STANDARD ELEVATOR INTERLOCK CO. v. RAMSEY et al.
(Circuit Court, E. D. Pennsylvania.
May 20, 1904.)
No. 22.
1. Patents — Suit fob Infringement — Amendment of Pleading.
Under the authority given the court to permit amendments by equity rule 60, a defendant 'in a suit for infringement of a patent, who has set up prior invention, knowledge, or use, will be given leave to amend his answer, even after replication filed, by adding the name of another witness, giving his place of residence, as required by Rev. St. § 4920 [U. S. Comp. St 1901, p. 3394], where satisfied that the application is not made for delay, and that the amendment is in furtherance of justice.
IT 1. Pleading in infringement suits, see note to Caldwell v. Powell, 19 C. C. A. 595.
See Patents, vol. 38, Cent. Dig. § 527.
In Equity. On petition for leave to amend answer.

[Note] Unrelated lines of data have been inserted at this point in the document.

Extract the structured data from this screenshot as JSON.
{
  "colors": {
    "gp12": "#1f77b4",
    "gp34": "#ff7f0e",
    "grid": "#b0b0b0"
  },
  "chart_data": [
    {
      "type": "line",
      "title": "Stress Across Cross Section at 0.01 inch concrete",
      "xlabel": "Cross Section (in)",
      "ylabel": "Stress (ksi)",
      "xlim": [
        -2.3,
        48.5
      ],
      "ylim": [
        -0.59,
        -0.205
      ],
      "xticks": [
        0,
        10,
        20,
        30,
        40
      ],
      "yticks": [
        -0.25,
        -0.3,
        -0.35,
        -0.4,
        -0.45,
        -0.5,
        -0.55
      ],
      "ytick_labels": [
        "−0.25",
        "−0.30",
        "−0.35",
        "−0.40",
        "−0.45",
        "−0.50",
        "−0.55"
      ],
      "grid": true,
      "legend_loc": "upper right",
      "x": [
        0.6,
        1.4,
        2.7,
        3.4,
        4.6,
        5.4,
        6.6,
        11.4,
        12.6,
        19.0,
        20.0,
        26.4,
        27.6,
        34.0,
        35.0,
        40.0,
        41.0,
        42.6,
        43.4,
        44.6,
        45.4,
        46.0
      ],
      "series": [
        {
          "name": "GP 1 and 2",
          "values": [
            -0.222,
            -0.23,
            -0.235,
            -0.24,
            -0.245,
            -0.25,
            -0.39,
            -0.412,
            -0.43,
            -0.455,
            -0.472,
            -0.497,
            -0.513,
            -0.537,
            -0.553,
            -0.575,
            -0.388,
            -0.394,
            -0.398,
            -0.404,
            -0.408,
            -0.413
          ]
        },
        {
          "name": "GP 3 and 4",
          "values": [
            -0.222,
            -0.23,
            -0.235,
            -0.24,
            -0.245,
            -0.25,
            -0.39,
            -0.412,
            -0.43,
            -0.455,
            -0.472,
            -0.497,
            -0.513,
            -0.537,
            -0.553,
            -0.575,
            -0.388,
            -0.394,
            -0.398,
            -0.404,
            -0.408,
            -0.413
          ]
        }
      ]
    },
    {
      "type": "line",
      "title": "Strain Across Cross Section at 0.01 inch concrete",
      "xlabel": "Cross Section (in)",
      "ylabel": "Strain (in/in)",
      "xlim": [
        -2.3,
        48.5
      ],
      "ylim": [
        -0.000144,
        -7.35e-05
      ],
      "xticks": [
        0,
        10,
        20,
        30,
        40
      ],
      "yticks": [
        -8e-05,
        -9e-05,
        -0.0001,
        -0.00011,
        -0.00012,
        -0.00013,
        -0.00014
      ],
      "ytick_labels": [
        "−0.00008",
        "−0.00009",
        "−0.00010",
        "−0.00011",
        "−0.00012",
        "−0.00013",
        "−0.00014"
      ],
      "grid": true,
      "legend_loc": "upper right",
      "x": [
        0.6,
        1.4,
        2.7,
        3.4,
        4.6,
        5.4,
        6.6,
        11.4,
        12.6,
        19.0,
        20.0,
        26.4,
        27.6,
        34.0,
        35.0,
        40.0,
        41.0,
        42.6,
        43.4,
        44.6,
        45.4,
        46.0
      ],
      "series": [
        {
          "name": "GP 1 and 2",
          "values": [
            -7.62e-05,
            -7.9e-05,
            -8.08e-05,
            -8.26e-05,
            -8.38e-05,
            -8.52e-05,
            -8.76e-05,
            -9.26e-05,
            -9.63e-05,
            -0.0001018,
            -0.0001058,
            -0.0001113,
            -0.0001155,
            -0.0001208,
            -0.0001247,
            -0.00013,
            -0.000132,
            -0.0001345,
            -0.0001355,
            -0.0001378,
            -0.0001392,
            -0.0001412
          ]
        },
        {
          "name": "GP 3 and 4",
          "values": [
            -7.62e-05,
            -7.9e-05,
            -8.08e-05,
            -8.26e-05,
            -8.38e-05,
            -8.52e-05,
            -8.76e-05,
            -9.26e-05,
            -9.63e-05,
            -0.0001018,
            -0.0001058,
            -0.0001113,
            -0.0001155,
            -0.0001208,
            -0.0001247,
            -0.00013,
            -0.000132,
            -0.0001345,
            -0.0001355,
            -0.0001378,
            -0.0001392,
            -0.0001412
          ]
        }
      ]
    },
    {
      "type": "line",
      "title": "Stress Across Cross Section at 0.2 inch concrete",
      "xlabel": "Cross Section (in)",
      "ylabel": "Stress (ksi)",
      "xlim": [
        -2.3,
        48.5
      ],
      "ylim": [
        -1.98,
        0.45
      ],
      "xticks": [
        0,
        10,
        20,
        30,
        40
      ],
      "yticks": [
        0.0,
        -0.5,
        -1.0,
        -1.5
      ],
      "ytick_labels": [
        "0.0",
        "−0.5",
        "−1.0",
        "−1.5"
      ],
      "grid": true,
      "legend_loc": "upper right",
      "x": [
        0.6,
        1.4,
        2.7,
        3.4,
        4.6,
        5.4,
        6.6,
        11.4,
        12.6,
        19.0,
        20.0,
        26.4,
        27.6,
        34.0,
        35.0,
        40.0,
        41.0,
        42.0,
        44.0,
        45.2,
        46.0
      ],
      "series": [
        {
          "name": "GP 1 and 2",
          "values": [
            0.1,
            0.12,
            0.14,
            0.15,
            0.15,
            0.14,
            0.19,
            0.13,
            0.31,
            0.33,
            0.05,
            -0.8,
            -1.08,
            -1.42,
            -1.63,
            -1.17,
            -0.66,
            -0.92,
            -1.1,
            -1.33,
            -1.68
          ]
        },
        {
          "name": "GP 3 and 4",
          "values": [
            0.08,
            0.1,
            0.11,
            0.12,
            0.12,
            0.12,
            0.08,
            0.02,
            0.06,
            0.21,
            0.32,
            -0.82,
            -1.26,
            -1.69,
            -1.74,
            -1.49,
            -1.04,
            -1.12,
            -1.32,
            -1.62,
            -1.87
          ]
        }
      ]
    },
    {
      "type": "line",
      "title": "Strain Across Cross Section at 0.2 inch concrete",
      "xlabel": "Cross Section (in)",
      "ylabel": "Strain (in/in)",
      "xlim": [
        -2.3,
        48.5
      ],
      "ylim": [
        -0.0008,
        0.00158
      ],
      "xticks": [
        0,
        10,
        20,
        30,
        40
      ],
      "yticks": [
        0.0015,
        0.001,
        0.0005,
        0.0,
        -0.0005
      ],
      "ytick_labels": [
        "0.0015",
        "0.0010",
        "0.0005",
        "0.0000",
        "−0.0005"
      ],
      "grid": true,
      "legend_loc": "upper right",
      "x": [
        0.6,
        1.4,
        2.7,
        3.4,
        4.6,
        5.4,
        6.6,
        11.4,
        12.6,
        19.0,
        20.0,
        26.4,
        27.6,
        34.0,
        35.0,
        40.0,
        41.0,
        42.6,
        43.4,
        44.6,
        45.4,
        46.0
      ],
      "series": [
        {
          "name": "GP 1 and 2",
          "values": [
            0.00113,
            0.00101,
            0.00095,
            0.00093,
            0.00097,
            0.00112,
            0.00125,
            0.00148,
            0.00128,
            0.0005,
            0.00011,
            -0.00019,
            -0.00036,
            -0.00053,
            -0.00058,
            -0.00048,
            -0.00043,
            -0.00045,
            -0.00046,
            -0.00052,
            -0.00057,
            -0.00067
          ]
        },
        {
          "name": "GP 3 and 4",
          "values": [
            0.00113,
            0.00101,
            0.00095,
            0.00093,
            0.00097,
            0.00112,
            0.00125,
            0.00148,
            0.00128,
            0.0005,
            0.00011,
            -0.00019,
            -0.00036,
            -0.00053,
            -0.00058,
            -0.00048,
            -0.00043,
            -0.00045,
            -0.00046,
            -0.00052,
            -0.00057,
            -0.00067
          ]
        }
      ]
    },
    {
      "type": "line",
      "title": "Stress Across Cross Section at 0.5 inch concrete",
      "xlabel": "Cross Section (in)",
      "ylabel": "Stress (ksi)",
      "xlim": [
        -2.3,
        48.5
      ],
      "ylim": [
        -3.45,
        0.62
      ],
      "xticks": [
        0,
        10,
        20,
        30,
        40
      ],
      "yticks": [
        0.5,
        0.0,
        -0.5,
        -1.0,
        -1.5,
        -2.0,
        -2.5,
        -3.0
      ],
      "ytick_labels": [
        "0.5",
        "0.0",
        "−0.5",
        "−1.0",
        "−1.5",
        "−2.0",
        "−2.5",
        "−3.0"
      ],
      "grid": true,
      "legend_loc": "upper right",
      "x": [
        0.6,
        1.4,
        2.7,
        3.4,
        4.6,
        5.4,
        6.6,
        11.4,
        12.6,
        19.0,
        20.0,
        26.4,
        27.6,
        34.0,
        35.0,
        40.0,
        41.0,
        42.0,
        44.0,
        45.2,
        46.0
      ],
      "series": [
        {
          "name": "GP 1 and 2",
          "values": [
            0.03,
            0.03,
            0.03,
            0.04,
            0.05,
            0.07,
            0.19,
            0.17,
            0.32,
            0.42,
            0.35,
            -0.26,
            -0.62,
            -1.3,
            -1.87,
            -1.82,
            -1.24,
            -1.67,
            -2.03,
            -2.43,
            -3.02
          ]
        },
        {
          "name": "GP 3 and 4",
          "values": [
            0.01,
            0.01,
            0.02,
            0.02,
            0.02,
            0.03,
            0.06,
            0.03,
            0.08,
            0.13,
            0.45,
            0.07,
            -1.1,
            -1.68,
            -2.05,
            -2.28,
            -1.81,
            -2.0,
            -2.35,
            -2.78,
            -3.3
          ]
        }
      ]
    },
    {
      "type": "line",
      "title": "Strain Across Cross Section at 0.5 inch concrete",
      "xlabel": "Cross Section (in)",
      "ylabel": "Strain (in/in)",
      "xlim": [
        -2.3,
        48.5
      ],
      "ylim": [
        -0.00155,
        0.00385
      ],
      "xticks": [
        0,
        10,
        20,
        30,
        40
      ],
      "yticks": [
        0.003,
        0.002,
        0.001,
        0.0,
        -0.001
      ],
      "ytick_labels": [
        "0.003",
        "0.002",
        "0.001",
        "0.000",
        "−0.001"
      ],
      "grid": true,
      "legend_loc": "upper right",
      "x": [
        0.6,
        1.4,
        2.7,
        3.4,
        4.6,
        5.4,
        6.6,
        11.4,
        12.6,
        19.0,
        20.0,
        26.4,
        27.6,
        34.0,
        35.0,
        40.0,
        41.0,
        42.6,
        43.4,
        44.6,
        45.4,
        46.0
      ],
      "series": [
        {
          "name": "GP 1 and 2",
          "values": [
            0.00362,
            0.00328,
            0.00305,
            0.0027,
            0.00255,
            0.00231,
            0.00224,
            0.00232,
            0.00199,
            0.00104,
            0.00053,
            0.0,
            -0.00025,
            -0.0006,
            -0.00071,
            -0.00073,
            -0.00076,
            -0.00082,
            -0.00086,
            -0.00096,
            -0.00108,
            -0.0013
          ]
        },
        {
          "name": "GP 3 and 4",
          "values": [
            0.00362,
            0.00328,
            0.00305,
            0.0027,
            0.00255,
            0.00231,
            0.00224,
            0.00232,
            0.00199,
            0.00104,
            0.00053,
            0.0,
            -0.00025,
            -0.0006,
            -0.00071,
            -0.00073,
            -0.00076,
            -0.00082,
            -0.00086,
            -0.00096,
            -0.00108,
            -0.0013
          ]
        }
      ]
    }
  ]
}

Howson & Howson, for complainant.
Horace Pettit, for defendants.
[MAJORITY — HOLLAND, District Judge.]
HOLLAND, District Judge.
The defendant has filed a petition asking leave to amend its answer by adding the name of William H. B. Teamer thereto, giving his place of residence, as required by section 4920, Rev. St. U. S. [U. S. Comp. St. 1901, p. 3394], in cases where the defense sets up previous invention, knowledge, or use of the thing patented. The complainant objects to the allowance of this amendment upon the ground that the amendment is desired after filing of the replication, that it introduces new matter of defense, and that sufficient reason is not given for the omission of this name in the original answer.
Rule 60 of the equity rules, upon motion and cause shown, supported by affidavit, after due notice to the adverse parties, authorizes the allowance of amendments by special leave of court, or a judge thereof, in any material matter, as by adding new facts or defenses, or qualifying or altering the original statement. It appears that it has been customary in answers in these cases, as was done in this case, to add a clause praying leave to add additional names of witnesses possessing information of prior knowledge and use, when ascertained, and as the defendants may be advised. The affidavit supporting the motion for amendment does not set forth that the defendant was not in the possession of this information when the original answer was filed. It only avers that one of the counsel was not aware of the fact that Mr. Teamer possessed this knowledge. It was urged that the defendants did not know the requirements of the law as to practice and pleading, and that counsel requested the addition of this name as soon as it was brought to his attention. The court is convinced that the petition is not presented for the purpose of delay, nor is there any indication that the complainant will be put to any extra cost, should this amendment be allowed. It is simply an additional witness in the line of defense indicated in the original answer. The court does not know whether or not this information could have been communicated to counsel prior to filing the answer, if the defendants had been informed as to the requirements of the law as to pleading in this particular; but as the authority to permit amendments is conferred upon the court for the furtherance of justice, and to relieve the parties from the consequence of their unavoidable ignorance or mistake, and this authority may be exercised at any stage of the proceedings when its necessity becomes apparent, we deem it proper in this case to permit the amendment, as requested.